【書評】『コロナ禍日記』/植本一子、円城塔、王谷晶、大和田俊之、香山哲、木下美絵、楠本まき、栗原裕一郎、田中誠一、谷崎由依、辻本力、中岡祐介、ニコ・ニコルソン、西村彩、速水健朗、福永信、マヒトゥ・ザ・ピーポー 著/タバブックス/2000円+税
【評者】大塚英志(まんが原作者)
コロナの騒動の中、会ったことさえない幾人かの人の動向が気になった。「おたく」と猫を飼っている以外の共通点しかない人がSNSで日を追うごとに鬱っぽくなっていき、馴染みの古本屋店主が休業を余儀なくされて「物欲がなくなった」とつぶやきを発する。押し潰されそうなという比喩でなく、本当に押し潰されていく様を見ていた。

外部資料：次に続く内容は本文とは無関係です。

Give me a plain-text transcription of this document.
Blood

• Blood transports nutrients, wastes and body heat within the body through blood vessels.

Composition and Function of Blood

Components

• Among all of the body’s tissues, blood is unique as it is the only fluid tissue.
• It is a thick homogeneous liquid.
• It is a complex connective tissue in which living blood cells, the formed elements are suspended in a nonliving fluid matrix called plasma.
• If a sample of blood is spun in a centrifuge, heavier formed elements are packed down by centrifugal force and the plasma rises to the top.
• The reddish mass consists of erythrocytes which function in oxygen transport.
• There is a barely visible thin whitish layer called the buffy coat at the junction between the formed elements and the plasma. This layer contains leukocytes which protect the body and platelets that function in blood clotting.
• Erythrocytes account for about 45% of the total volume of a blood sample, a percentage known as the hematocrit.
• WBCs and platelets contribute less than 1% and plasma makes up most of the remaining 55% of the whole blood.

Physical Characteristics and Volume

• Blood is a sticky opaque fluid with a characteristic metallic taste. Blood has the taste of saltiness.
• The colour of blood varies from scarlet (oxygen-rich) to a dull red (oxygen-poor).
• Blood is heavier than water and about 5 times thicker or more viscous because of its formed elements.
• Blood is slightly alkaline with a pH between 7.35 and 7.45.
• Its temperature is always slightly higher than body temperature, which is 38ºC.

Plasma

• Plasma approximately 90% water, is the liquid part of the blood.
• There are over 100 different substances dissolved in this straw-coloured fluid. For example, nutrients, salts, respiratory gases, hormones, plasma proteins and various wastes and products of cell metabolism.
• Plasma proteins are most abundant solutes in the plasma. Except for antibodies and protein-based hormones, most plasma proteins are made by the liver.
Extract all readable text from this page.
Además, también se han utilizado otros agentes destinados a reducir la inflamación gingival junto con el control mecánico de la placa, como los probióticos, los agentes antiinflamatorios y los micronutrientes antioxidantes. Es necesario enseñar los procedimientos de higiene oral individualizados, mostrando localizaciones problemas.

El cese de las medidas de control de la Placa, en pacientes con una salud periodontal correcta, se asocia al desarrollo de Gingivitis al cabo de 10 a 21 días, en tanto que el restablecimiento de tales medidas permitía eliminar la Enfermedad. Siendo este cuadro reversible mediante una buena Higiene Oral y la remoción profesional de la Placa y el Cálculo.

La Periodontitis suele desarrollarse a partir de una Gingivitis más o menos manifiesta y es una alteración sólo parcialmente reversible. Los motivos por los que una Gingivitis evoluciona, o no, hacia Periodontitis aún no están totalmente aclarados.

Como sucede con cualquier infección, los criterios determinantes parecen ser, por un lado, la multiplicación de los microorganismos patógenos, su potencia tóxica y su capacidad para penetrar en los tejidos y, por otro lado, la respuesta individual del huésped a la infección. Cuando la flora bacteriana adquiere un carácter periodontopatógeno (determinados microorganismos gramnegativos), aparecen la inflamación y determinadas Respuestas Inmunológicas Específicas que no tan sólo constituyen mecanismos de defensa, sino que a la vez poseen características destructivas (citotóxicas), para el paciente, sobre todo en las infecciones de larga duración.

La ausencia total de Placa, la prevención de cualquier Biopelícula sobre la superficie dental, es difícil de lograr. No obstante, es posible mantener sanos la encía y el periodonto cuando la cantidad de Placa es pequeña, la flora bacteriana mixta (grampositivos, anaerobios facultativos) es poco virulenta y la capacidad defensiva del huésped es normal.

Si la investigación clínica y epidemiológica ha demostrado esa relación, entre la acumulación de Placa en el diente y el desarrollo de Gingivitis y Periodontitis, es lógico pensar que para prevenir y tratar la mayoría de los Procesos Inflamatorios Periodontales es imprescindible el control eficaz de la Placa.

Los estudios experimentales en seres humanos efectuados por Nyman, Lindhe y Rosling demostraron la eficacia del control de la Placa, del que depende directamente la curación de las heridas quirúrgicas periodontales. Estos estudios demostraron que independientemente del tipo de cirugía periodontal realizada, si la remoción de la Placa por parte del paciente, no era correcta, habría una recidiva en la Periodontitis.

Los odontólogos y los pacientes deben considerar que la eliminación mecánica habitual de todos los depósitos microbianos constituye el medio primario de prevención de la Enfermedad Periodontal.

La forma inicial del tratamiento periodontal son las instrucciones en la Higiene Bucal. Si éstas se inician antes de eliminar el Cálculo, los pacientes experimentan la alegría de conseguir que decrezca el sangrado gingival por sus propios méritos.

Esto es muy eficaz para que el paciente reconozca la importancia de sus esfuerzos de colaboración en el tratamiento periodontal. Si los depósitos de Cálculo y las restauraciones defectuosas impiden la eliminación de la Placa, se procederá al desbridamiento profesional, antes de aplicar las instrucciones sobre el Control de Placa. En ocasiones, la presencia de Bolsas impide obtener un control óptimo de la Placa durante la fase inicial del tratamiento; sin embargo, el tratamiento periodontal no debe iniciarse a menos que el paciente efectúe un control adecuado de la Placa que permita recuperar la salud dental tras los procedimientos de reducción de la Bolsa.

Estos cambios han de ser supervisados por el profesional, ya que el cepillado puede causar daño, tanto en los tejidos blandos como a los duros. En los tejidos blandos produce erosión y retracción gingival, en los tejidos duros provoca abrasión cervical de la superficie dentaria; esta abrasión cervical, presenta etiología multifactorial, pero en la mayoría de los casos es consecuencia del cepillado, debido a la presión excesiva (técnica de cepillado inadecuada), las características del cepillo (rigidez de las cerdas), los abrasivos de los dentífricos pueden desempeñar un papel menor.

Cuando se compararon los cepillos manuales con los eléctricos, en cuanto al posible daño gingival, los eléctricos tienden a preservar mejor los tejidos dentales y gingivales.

しかし、同じコロナ禍の日記のようなものでもこの本に登場する人たちの日々の記録は随分違う。何よりコロナ下の自分の立ち位置に正確だ。例えば作家の福永信は自分の視野の狭さについて「世界というところまで頭がいかない」が少なくとも「国という区分」で思考すべきでないと冷静だ。
音楽やものを描く、家事まで含めて、日々の営みを古いことばでいえばブリコラージュ的手仕事として意味付け、同時に、地域なりに根差し、それが「国という区分」ではないグローバルなものに自然に接合する人たちもいる。いくつもの確かな「生活」が並ぶ。「お肉券」あたりには、うんざりはするが、安倍政権をぼくのように日々、面罵する人はおらず、自粛に対してポリティカルに反応する「一部の」日本国内世論にも全く乗らず、総じて社会システムと自分との関係の距離を適切にとり、使用もする。
きっと、コロナ禍の「日常」や「生活」をこのように理性的に営む人々のことばが集まる「世界」があるのだろう。そこは、自粛という抑圧に耐えかね、混乱し、政治に憤り、暮らしが追い詰められていくぼくのweb上の「知人」たちとの「世界」とは違う「世界」なのだろうと、その「分断」を想う。
そして、コロナ禍をこんなふうにていねいな生活の記録として、後世のために書くという態度は、まるで、太宰治「十二月八日」の主婦みたいで、「こういう時」に書かれる「日記」が内在する政治性に猜疑心にまみれた僕は何だかなあ、とも思う。非常時の「日記」は意外と歴史資料にならないんだよと柳田國男が言っていたことを思い出しつつ。